Risk-Adjusted Performance

11 of 100

 
Weak
 
Strong
Good
Compared to the overall equity markets, risk-adjusted returns on investments in Ontology are ranked lower than 11 (%) of all global equities and portfolios over the last 90 days. In spite of rather unsteady basic indicators, Ontology exhibited solid returns over the last few months and may actually be approaching a breakup point.
MCO 

Risk-Adjusted Performance

2 of 100

 
Weak
 
Strong
Weak
Compared to the overall equity markets, risk-adjusted returns on investments in MCO are ranked lower than 2 (%) of all global equities and portfolios over the last 90 days. In spite of rather sound basic indicators, MCO is not utilizing all of its potentials. The latest stock price tumult, may contribute to shorter-term losses for the shareholders.

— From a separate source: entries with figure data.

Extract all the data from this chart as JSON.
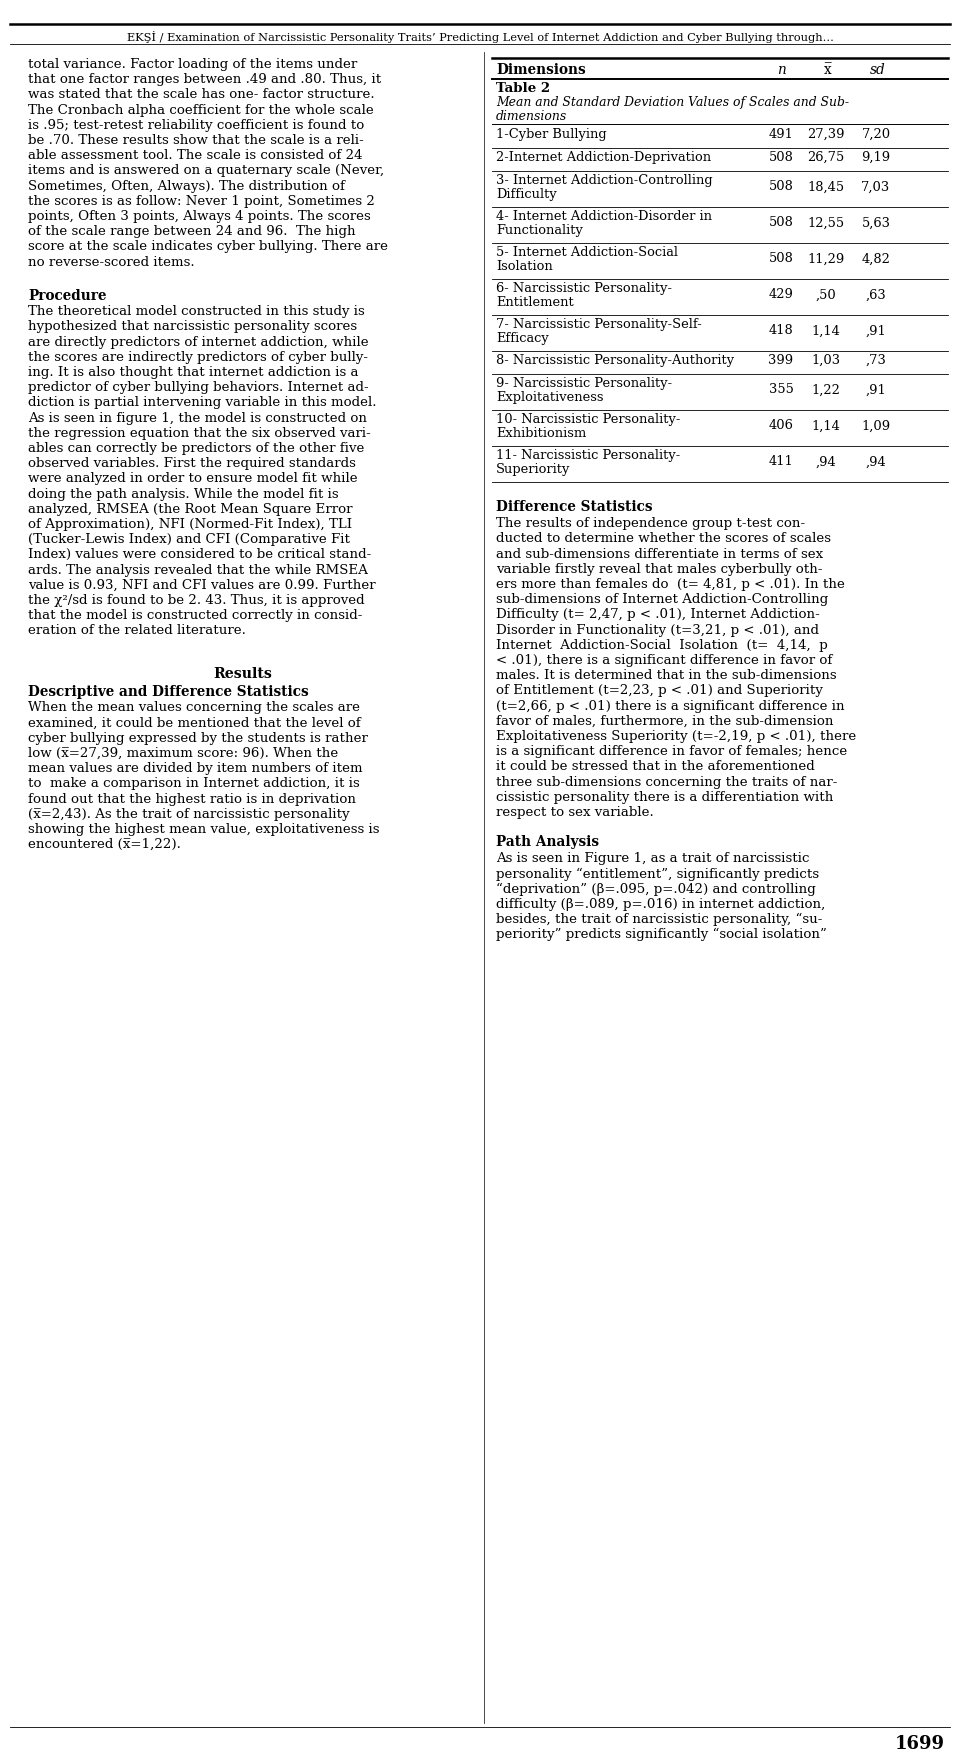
{
  "header": "EKŞİ / Examination of Narcissistic Personality Traits’ Predicting Level of Internet Addiction and Cyber Bullying through...",
  "page_number": "1699",
  "left_column_para1": [
    "total variance. Factor loading of the items under",
    "that one factor ranges between .49 and .80. Thus, it",
    "was stated that the scale has one- factor structure.",
    "The Cronbach alpha coefficient for the whole scale",
    "is .95; test-retest reliability coefficient is found to",
    "be .70. These results show that the scale is a reli-",
    "able assessment tool. The scale is consisted of 24",
    "items and is answered on a quaternary scale (Never,",
    "Sometimes, Often, Always). The distribution of",
    "the scores is as follow: Never 1 point, Sometimes 2",
    "points, Often 3 points, Always 4 points. The scores",
    "of the scale range between 24 and 96.  The high",
    "score at the scale indicates cyber bullying. There are",
    "no reverse-scored items."
  ],
  "procedure_heading": "Procedure",
  "procedure_text": [
    "The theoretical model constructed in this study is",
    "hypothesized that narcissistic personality scores",
    "are directly predictors of internet addiction, while",
    "the scores are indirectly predictors of cyber bully-",
    "ing. It is also thought that internet addiction is a",
    "predictor of cyber bullying behaviors. Internet ad-",
    "diction is partial intervening variable in this model.",
    "As is seen in figure 1, the model is constructed on",
    "the regression equation that the six observed vari-",
    "ables can correctly be predictors of the other five",
    "observed variables. First the required standards",
    "were analyzed in order to ensure model fit while",
    "doing the path analysis. While the model fit is",
    "analyzed, RMSEA (the Root Mean Square Error",
    "of Approximation), NFI (Normed-Fit Index), TLI",
    "(Tucker-Lewis Index) and CFI (Comparative Fit",
    "Index) values were considered to be critical stand-",
    "ards. The analysis revealed that the while RMSEA",
    "value is 0.93, NFI and CFI values are 0.99. Further",
    "the χ²/sd is found to be 2. 43. Thus, it is approved",
    "that the model is constructed correctly in consid-",
    "eration of the related literature."
  ],
  "results_heading": "Results",
  "descriptive_heading": "Descriptive and Difference Statistics",
  "descriptive_text": [
    "When the mean values concerning the scales are",
    "examined, it could be mentioned that the level of",
    "cyber bullying expressed by the students is rather",
    "low (x̅=27,39, maximum score: 96). When the",
    "mean values are divided by item numbers of item",
    "to  make a comparison in Internet addiction, it is",
    "found out that the highest ratio is in deprivation",
    "(x̅=2,43). As the trait of narcissistic personality",
    "showing the highest mean value, exploitativeness is",
    "encountered (x̅=1,22)."
  ],
  "table_header_dimensions": "Dimensions",
  "table_header_n": "n",
  "table_header_xbar": "x̅",
  "table_header_sd": "sd",
  "table2_title": "Table 2",
  "table2_subtitle_line1": "Mean and Standard Deviation Values of Scales and Sub-",
  "table2_subtitle_line2": "dimensions",
  "table_rows": [
    {
      "dimension": "1-Cyber Bullying",
      "n": "491",
      "xbar": "27,39",
      "sd": "7,20",
      "lines": 1
    },
    {
      "dimension": "2-Internet Addiction-Deprivation",
      "n": "508",
      "xbar": "26,75",
      "sd": "9,19",
      "lines": 1
    },
    {
      "dimension_l1": "3- Internet Addiction-Controlling",
      "dimension_l2": "Difficulty",
      "n": "508",
      "xbar": "18,45",
      "sd": "7,03",
      "lines": 2
    },
    {
      "dimension_l1": "4- Internet Addiction-Disorder in",
      "dimension_l2": "Functionality",
      "n": "508",
      "xbar": "12,55",
      "sd": "5,63",
      "lines": 2
    },
    {
      "dimension_l1": "5- Internet Addiction-Social",
      "dimension_l2": "Isolation",
      "n": "508",
      "xbar": "11,29",
      "sd": "4,82",
      "lines": 2
    },
    {
      "dimension_l1": "6- Narcissistic Personality-",
      "dimension_l2": "Entitlement",
      "n": "429",
      "xbar": ",50",
      "sd": ",63",
      "lines": 2
    },
    {
      "dimension_l1": "7- Narcissistic Personality-Self-",
      "dimension_l2": "Efficacy",
      "n": "418",
      "xbar": "1,14",
      "sd": ",91",
      "lines": 2
    },
    {
      "dimension": "8- Narcissistic Personality-Authority",
      "n": "399",
      "xbar": "1,03",
      "sd": ",73",
      "lines": 1
    },
    {
      "dimension_l1": "9- Narcissistic Personality-",
      "dimension_l2": "Exploitativeness",
      "n": "355",
      "xbar": "1,22",
      "sd": ",91",
      "lines": 2
    },
    {
      "dimension_l1": "10- Narcissistic Personality-",
      "dimension_l2": "Exhibitionism",
      "n": "406",
      "xbar": "1,14",
      "sd": "1,09",
      "lines": 2
    },
    {
      "dimension_l1": "11- Narcissistic Personality-",
      "dimension_l2": "Superiority",
      "n": "411",
      "xbar": ",94",
      "sd": ",94",
      "lines": 2
    }
  ],
  "difference_heading": "Difference Statistics",
  "difference_text": [
    "The results of independence group t-test con-",
    "ducted to determine whether the scores of scales",
    "and sub-dimensions differentiate in terms of sex",
    "variable firstly reveal that males cyberbully oth-",
    "ers more than females do  (t= 4,81, p < .01). In the",
    "sub-dimensions of Internet Addiction-Controlling",
    "Difficulty (t= 2,47, p < .01), Internet Addiction-",
    "Disorder in Functionality (t=3,21, p < .01), and",
    "Internet  Addiction-Social  Isolation  (t=  4,14,  p",
    "< .01), there is a significant difference in favor of",
    "males. It is determined that in the sub-dimensions",
    "of Entitlement (t=2,23, p < .01) and Superiority",
    "(t=2,66, p < .01) there is a significant difference in",
    "favor of males, furthermore, in the sub-dimension",
    "Exploitativeness Superiority (t=-2,19, p < .01), there",
    "is a significant difference in favor of females; hence",
    "it could be stressed that in the aforementioned",
    "three sub-dimensions concerning the traits of nar-",
    "cissistic personality there is a differentiation with",
    "respect to sex variable."
  ],
  "path_analysis_heading": "Path Analysis",
  "path_analysis_text": [
    "As is seen in Figure 1, as a trait of narcissistic",
    "personality “entitlement”, significantly predicts",
    "“deprivation” (β=.095, p=.042) and controlling",
    "difficulty (β=.089, p=.016) in internet addiction,",
    "besides, the trait of narcissistic personality, “su-",
    "periority” predicts significantly “social isolation”"
  ]
}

Ontology and MCO Volatility Contrast

   Predicted Return Density   
       Returns  

Pair Trading with Ontology and MCO

The main advantage of trading using opposite Ontology and MCO positions is that it hedges away some unsystematic risk. Because of two separate transactions, even if Ontology position performs unexpectedly, MCO can make up some of the losses. Pair trading also minimizes risk from directional movements in the market. For example, if an entire industry or sector drops because of unexpected headlines, the short position in MCO will offset losses from the drop in MCO's long position.
The idea behind Ontology and MCO pairs trading is to make the combined position market-neutral, meaning the overall market's direction will not affect its win or loss (or potential downside or upside). This can be achieved by designing a pairs trade with two highly correlated stocks or equities that operate in a similar space or sector, making it possible to obtain profits through simple and relatively low-risk investment.
Check out your portfolio center.
Note that this page's information should be used as a complementary analysis to find the right mix of equity instruments to add to your existing portfolios or create a brand new portfolio. You can also try the Portfolio Manager module to state of the art Portfolio Manager to monitor and improve performance of your invested capital.